Alaina Percival is the CEO of Women Who Code, a nonprofit organization created to help women excel in technology careers. WWCode tackles the issue of industry-wide gender inequality in two ways. On one hand, it helps women develop relevant skills and build a strong network to obtain STEM careers. On the other, it helps tech companies looking to build diverse teams connect with talented women. This multi-faceted approach has proven wildly effective. Today, the organization has a community of 80,000 members in 20 countries across the world.
Join the WWCode community at the CONNECT 2017 developer conference, hosted in San Francisco.
“STEM companies need you! Research shows that companies with more diversity fare better in the global economy today, and you bring unique perspectives and approaches to problem-solving that would otherwise be absent in the STEM fields. You may encounter some bumps along the way. But by tackling those obstacles with grit and a collaborative spirit you’ll find that — in true STEM fashion — those drawbacks can become lessons learned and make you stronger and more resilient. STEM careers are interesting, important, challenging and lucrative, so get out there and fill them!”

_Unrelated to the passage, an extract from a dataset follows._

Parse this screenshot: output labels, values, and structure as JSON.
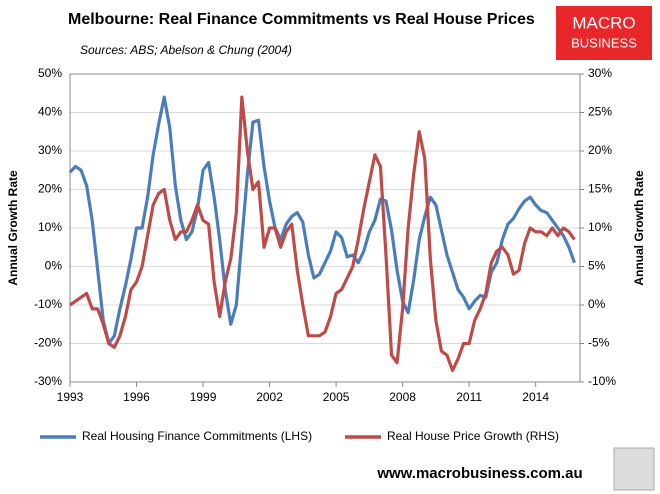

As an educator, administrator and researcher with 25 years of experience in education, Karen Peterson brings a unique perspective to the National Girls Collaborative Project. Unsurprisingly, the nonprofit’s mission matches her own passion: to give underrepresented girls opportunities to explore STEM. As CEO of the NGCP, Peterson ensures that the organization stays true to this vision. Under her direction, the NGCP shares resources, research, program models and more with thousands of girl-serving STEM organizations across the U.S. To date, the NGCP has served more than 16 million girls — and brought us one giant leap closer to achieving gender equity in STEM industries.
If you’d like to learn more or get involved with a Collaborative in your area, check out ngcproject.org.
Ready to join them?
When we take a cursory glance at women in STEM, the numbers tell a story of exclusion. However, we can’t count out the companies, institutions and allies working tirelessly to level the playing field. In fact, the greatest strides toward a more inclusive industry come from leaders who’ve faced these challenges — and succeeded in spite of them. You’ve got their advice. Now, find your voice.